Die Autorin Chelsea Conaboy hat hier einerseits eine extrem detaillierte, fundierte und auf neuesten Erkenntnissen und Studien beruhende wissenschaftliche Abhandlung über die biochemischen, neurologischen und medizinischen Veränderungen in den Körpern von Eltern geschrieben.
Andererseits hat sie gleichzeitig (und das ist faszinierend) ihre persönliche Geschichte des Mutterwerdens erzählt und plaudert hier sehr einfühlsam und authentisch aus dem elterlichen Nähkästchen.
Diesen Spagat aus zwei verschiedenen Genres hat die Autorin für mich ganz wunderbar gemacht. Auch wenn manche Stellen aufgrund der wissenschaftlichen Tiefe etwas langatmig waren, wurde ich auf einer der nächsten Seiten wieder mit einer guten Portion Humor und Offenherzigkeit abgeholt, sodass ich doch gut dran bleiben konnte.

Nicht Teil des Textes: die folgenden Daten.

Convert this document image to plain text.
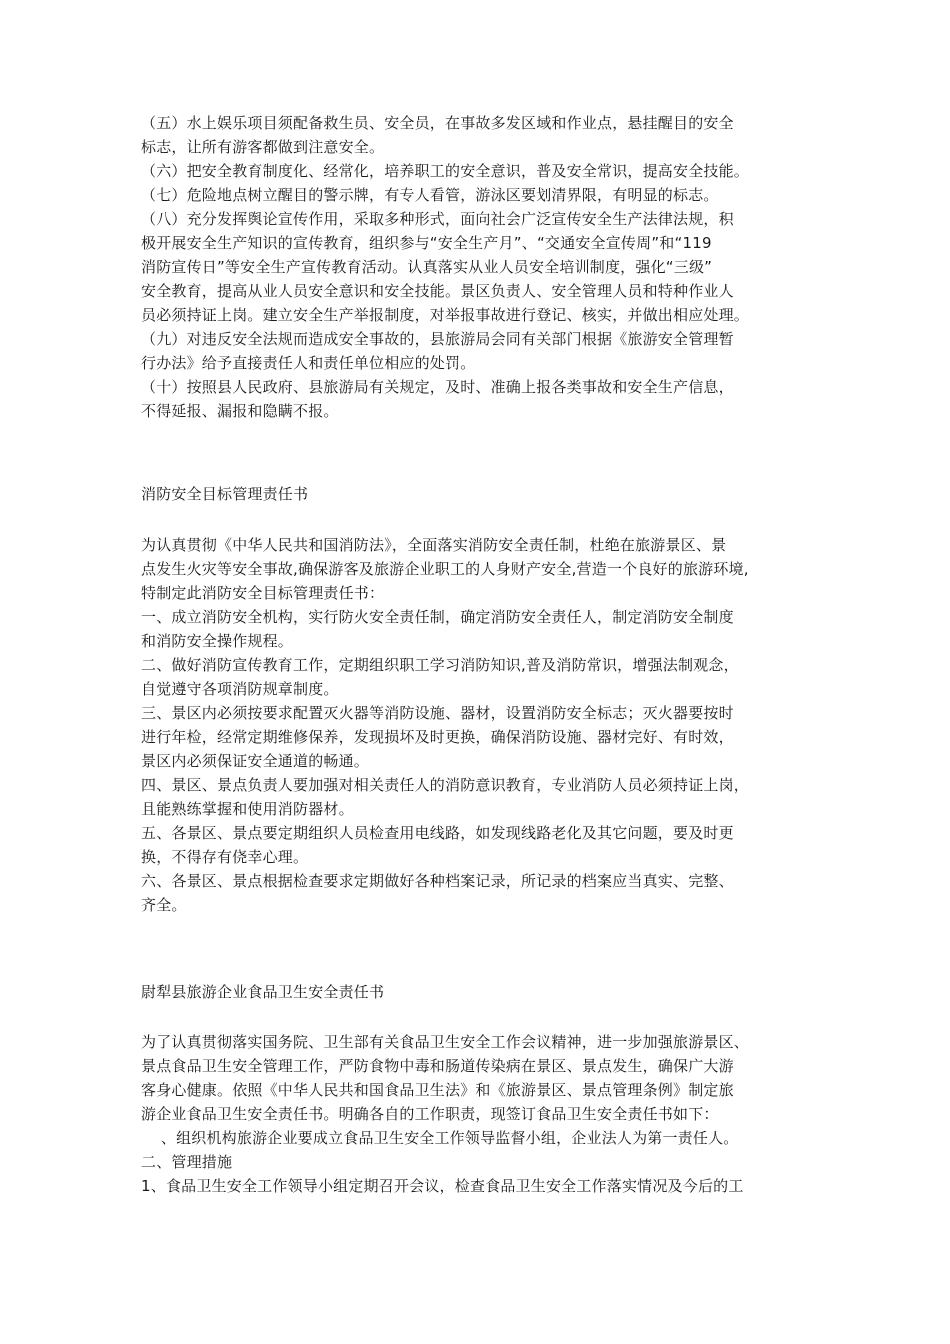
（五）水上娱乐项目须配备救生员、安全员，在事故多发区域和作业点，悬挂醒目的安全
标志，让所有游客都做到注意安全。
（六）把安全教育制度化、经常化，培养职工的安全意识，普及安全常识，提高安全技能。
（七）危险地点树立醒目的警示牌，有专人看管，游泳区要划清界限，有明显的标志。
（八）充分发挥舆论宣传作用，采取多种形式，面向社会广泛宣传安全生产法律法规，积
极开展安全生产知识的宣传教育，组织参与“安全生产月”、“交通安全宣传周”和“119
消防宣传日”等安全生产宣传教育活动。认真落实从业人员安全培训制度，强化“三级”
安全教育，提高从业人员安全意识和安全技能。景区负责人、安全管理人员和特种作业人
员必须持证上岗。建立安全生产举报制度，对举报事故进行登记、核实，并做出相应处理。
（九）对违反安全法规而造成安全事故的，县旅游局会同有关部门根据《旅游安全管理暂
行办法》给予直接责任人和责任单位相应的处罚。
（十）按照县人民政府、县旅游局有关规定，及时、准确上报各类事故和安全生产信息，
不得延报、漏报和隐瞒不报。
消防安全目标管理责任书
为认真贯彻《中华人民共和国消防法》，全面落实消防安全责任制，杜绝在旅游景区、景
点发生火灾等安全事故,确保游客及旅游企业职工的人身财产安全,营造一个良好的旅游环境,
特制定此消防安全目标管理责任书：
一、成立消防安全机构，实行防火安全责任制，确定消防安全责任人，制定消防安全制度
和消防安全操作规程。
二、做好消防宣传教育工作，定期组织职工学习消防知识,普及消防常识，增强法制观念，
自觉遵守各项消防规章制度。
三、景区内必须按要求配置灭火器等消防设施、器材，设置消防安全标志；灭火器要按时
进行年检，经常定期维修保养，发现损坏及时更换，确保消防设施、器材完好、有时效，
景区内必须保证安全通道的畅通。
四、景区、景点负责人要加强对相关责任人的消防意识教育，专业消防人员必须持证上岗，
且能熟练掌握和使用消防器材。
五、各景区、景点要定期组织人员检查用电线路，如发现线路老化及其它问题，要及时更
换，不得存有侥幸心理。
六、各景区、景点根据检查要求定期做好各种档案记录，所记录的档案应当真实、完整、
齐全。
尉犁县旅游企业食品卫生安全责任书
为了认真贯彻落实国务院、卫生部有关食品卫生安全工作会议精神，进一步加强旅游景区、
景点食品卫生安全管理工作，严防食物中毒和肠道传染病在景区、景点发生，确保广大游
客身心健康。依照《中华人民共和国食品卫生法》和《旅游景区、景点管理条例》制定旅
游企业食品卫生安全责任书。明确各自的工作职责，现签订食品卫生安全责任书如下：
、组织机构旅游企业要成立食品卫生安全工作领导监督小组，企业法人为第一责任人。
二、管理措施
1、食品卫生安全工作领导小组定期召开会议，检查食品卫生安全工作落实情况及今后的工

Besonders gefallen hat mir auch das Eingehen auf beide Elternteile (die ja meist nicht nur aus Frauen bestehen). Denn auch bei den nicht gebährenden Eltenteilen tut sich sehr viel im Gehirn und im Hormonhaushalt.
Wir werden doch alle irgendwie verrückt, wenn wir Kinder bekommen. Anfangs habe ich mich damit oft alleine gefühlt. Bücher wie dieses tragen dazu bei, dass ich mich wieder ganz normal und in bester Gesellschaft fühle :-)

Es war ungemein spannend zu entdecken welche Veränderungen in unseren Gehirnen passieren, wenn wir Kinder bekommen. Dass unser Gehirn eine zweite Pubertät durchleben muss. Mit allen Höhen und Tiefen und Verunsicherungen. All die Sorgen, Panik, Ängste und der Emotions-Wirr-Warr dienen dem alleinigen Zweck unseren Nachwuchs irgendwie durchzubringen. Wir, die Passagiere, sollten uns viel mehr Ruhe, Zeit und Nachsicht damit gönnen. Und solche Bücher am besten schon VOR dem Eltern-Werden lesen.

Leseempfehlung: Das ist nichts für den Strand oder im Zug auf dem Arbeitsweg lesen. Es ist eher was für den großen Ohrensessel und mehrere Stunden ungestörtes Drin-Versinken, denn man muss schon recht konzentriert sein. Einen Faible für die Wissenschaft sollte man auch haben. Dann ist es ein wahrer Genuss.